Domenica 08 Dicembre 2019

Il Comune lancia l’ultimatum al Mortara Calcio: firmate l’accordo o niente campo sportivo (intanto le giovanili giocano già a Parona)

Uno stadio senza partite giocate da Mortara Calcio? Si può arrivare anche a questo se la società sportiva presieduta da Massimo Sommi non firmerà la convenzione con il Comune per la gestione dell’impianto sportivo. Una firma che non è arrivata neppure la settimana scorsa, quando c’è stato l’incontro tra i dirigenti del Mortara e l’assessore Luigi Granelli.
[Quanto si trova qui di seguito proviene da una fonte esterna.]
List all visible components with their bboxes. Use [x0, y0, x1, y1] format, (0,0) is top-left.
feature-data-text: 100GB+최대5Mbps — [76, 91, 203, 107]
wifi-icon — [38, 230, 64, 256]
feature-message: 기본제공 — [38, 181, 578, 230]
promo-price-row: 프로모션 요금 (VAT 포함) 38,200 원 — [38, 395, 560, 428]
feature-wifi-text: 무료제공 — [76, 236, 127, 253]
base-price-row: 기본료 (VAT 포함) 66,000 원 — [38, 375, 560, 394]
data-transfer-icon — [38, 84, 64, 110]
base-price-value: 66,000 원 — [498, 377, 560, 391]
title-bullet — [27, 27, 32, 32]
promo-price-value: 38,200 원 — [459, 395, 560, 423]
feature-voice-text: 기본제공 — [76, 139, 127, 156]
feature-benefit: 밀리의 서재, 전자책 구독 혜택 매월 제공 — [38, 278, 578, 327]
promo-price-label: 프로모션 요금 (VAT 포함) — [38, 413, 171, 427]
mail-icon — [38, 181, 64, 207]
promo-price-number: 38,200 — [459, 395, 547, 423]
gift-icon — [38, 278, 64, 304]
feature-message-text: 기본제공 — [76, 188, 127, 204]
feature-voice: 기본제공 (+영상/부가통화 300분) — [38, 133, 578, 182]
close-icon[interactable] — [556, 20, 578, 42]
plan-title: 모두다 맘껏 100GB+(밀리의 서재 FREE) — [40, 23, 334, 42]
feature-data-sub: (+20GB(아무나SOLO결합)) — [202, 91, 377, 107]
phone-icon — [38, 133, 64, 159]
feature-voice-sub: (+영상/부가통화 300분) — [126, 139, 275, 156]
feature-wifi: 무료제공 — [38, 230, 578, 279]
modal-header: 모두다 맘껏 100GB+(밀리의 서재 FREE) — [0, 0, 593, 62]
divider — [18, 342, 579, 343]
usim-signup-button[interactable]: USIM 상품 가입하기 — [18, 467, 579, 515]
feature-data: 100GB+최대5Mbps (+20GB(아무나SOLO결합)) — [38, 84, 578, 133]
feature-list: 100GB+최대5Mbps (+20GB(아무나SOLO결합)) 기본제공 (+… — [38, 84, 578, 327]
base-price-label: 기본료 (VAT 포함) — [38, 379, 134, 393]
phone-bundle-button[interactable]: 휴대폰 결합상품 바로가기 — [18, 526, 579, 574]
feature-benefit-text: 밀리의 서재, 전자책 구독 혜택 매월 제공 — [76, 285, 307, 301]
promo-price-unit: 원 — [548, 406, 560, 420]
“Non hanno firmato la convenzione – spiega l’assessore allo sport – e nonostante tutta la buona volontà che ci abbiamo messo, ora devo confessare che la pazienza sta per finire. Nell’arco di una settimana è necessario che si arrivi ad una definizione della cosa, altrimenti è chiaro che il Comune dovrà tutelarsi”. E all’orizzonte si profila il paradosso di vedere le partite in casa del Mortara Calcio disputate presso lo stadio di Parona. Una fuga verso il “paese dell’offella” che già ha riguardato il settore giovanile. Il braccio di ferro è iniziato quando l’amministrazione ha deciso di “usare le forbici”. Si parla di soldi e di tagli. Negli anni precedenti la società sportiva percepiva dall’ente pubblico 26mila euro per la gestione dell’impianto, più altri 13mila euro per le utenze. La proroga proposta dal Comune mette invece sul piatto solo 5mila euro fino a giugno. “Il mio obiettivo è quello di valorizzare lo sport, di far partecipare i giovani e di dare un servizio migliore rivolto alle giovanili, – è la premessa di Luigi Granelli – detto questo è chiaro che l’ente pubblico ha fatto i suoi calcoli e ha ritenuto la somma di 5mila euro congrua per la gestione della struttura. Ma non è tutto. Siamo anche disposti ad aggiungere altri 4mila euro, arrivando così ad una somma complessiva di 9mila euro. Ma la convenzione deve essere firmata. Oppure il calcio dovrà fare come tutte le altre società sportive che usano una delle strutture pubbliche che pagano per l’uso delle palestre”. Il Mortara calcio è anche l’unica società che ha in gestione la struttura in cui svolge la propria attività. Anche su questo aspetto non sono mancati gli attriti, soprattutto per quanto riguarda gli interventi di manutenzione ordinaria che, da convenzione, sono a carico della società. “So esattamente cosa sarebbe dovuto essere stato fatto dalla società sportiva – continua Luigi Granelli – e conosco i costi di gestione. Noi abbiamo sempre fatto la nostra parte e non accetto le accuse di nostre mancanze, ad esempio, sulla sostituzione delle luci del campo”.